[Solved] Tommy cPanel+webserver is down

[eggcite]

Hey guys,

 

I'm not sure if this problem is due to the DDoS that hit us today https://www.helionet.org/index/topic/33825-tommy-down/, but right now cPanel on Tommy is not online (see attached) and my website is down.

 

Could you look into this?

 

Thanks!

 

 

 

[wolstech]

We're aware. The attack is still ongoing. The old shared IP is intentionally down while we work to mitigate it.

 

See https://www.helionet.org/index/topic/33842-2018-08-07/ for more information...

[spandso]

We're aware. The attack is still ongoing. The old shared IP is intentionally down while we work to mitigate it.

 

See https://www.helionet.org/index/topic/33842-2018-08-07/ for more information...

 

I get the same error as calebt when I tried to access cPanel. Also when I try to access the website (http://spiritandsoap.com) I get a 403 Forbidden error. Is that due to the DDoS attack?

[alein]

wait guys root  admin  do best  to back all site  up 

[wolstech]

Can you create a separate topic for the forbidden error? You two the only ones I can find experiencing it. I picked 10 random websites on Tommy and they all loaded properly.

 

The server does have a few configuration issues though, for example the main tommy.heliohost.org is still pointed to my dedicated IP right now...(this was how we kept cPanel working during the outage).

[spandso]

Can you create a separate topic for the forbidden error? You two the only ones I can find experiencing it. I picked 10 random websites on Tommy and they all loaded properly.

 

The server does have a few configuration issues though, for example the main tommy.heliohost.org is still pointed to my dedicated IP right now...(this was how we kept cPanel working during the outage).

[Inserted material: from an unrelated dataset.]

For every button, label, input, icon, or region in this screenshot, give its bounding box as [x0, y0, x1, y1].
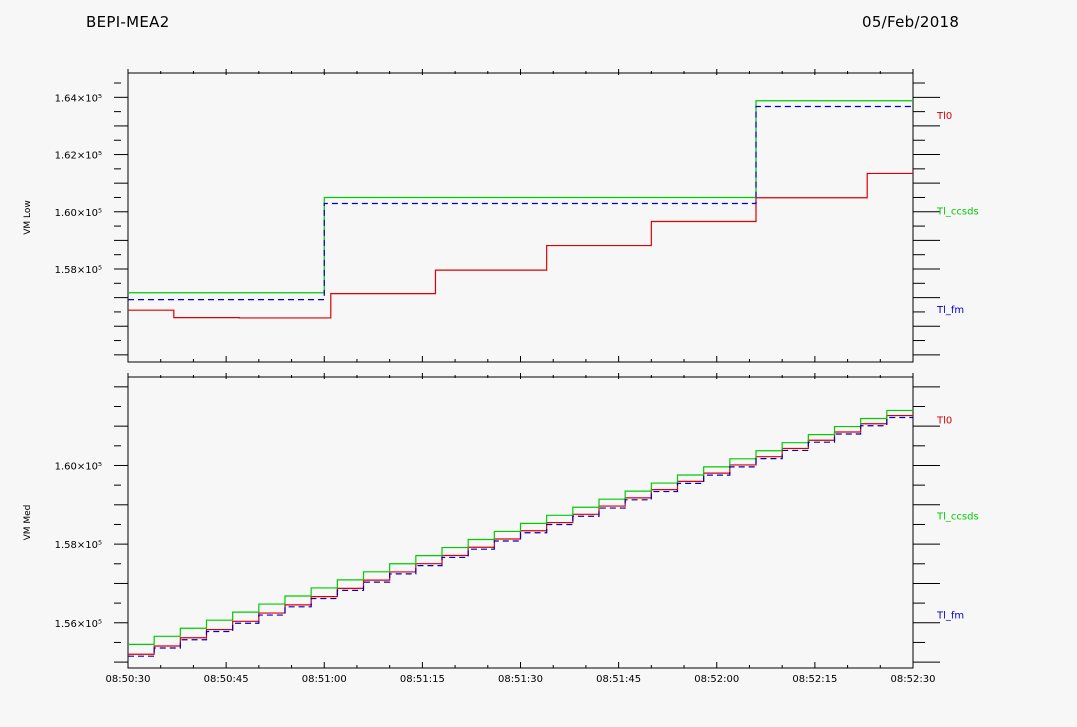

Yes of course. Thank you for all the efforts wolstech and the rest of the team!

[wolstech]

I figured out the 403 errors, now we need Krydos to fix them.

 

The issue is related to /home1 being unavailable on Tommy. For the unfamiliar, /home1 is an additional home partition that's stored on our NAS, it was added to increase disk capacity a while back. I picked several additional sites beyond the 10 I tried earlier...all users with a /home1/<username> home folder are affected.

[DmC]

WTF though.

 

Who could possibly consume resources to DDoS a free hosting.

 

What the actual f**K.

[wolstech]

The Johnny attack we believe was done as retaliation for ruining a phisher's opportunity to mass-phish on a brand new TLD. It started right after a week or two that involved banning 150+ very similar paypal phishing sites that kept being registered on the new .ooo TLD. We were getting 10+ new ones per day and I was banning them within hours of them being set up.

 

We have no motive for Tommy at the moment, though it could be retaliation for the very quick cleanup of AnonymousFox. We thought initially that it was the same attacker as Johnny, just moving targets after Johnny went out for maintenance, but the actual type of attack is different, so that's unlikely. In addition, the Tommy attack subsided, whereas Johnny's was nearly continuous for 3 weeks and ended with the server being put out for maintenance...

 

My last post on the first page of this topic is a good read: https://www.helionet.org/index/topic/33824-tommy-server-down/ (note that this was written during the attack, the Tommy attack has since subsided)

[thakurs]

i'm having the same issue as others. please fix it as soon as possible 

[eggcite]

Keep up the good fight guys; we all appreciate your proactiveness with the AnonymousFox incident. Let us know when cPanel is back up on Tommy!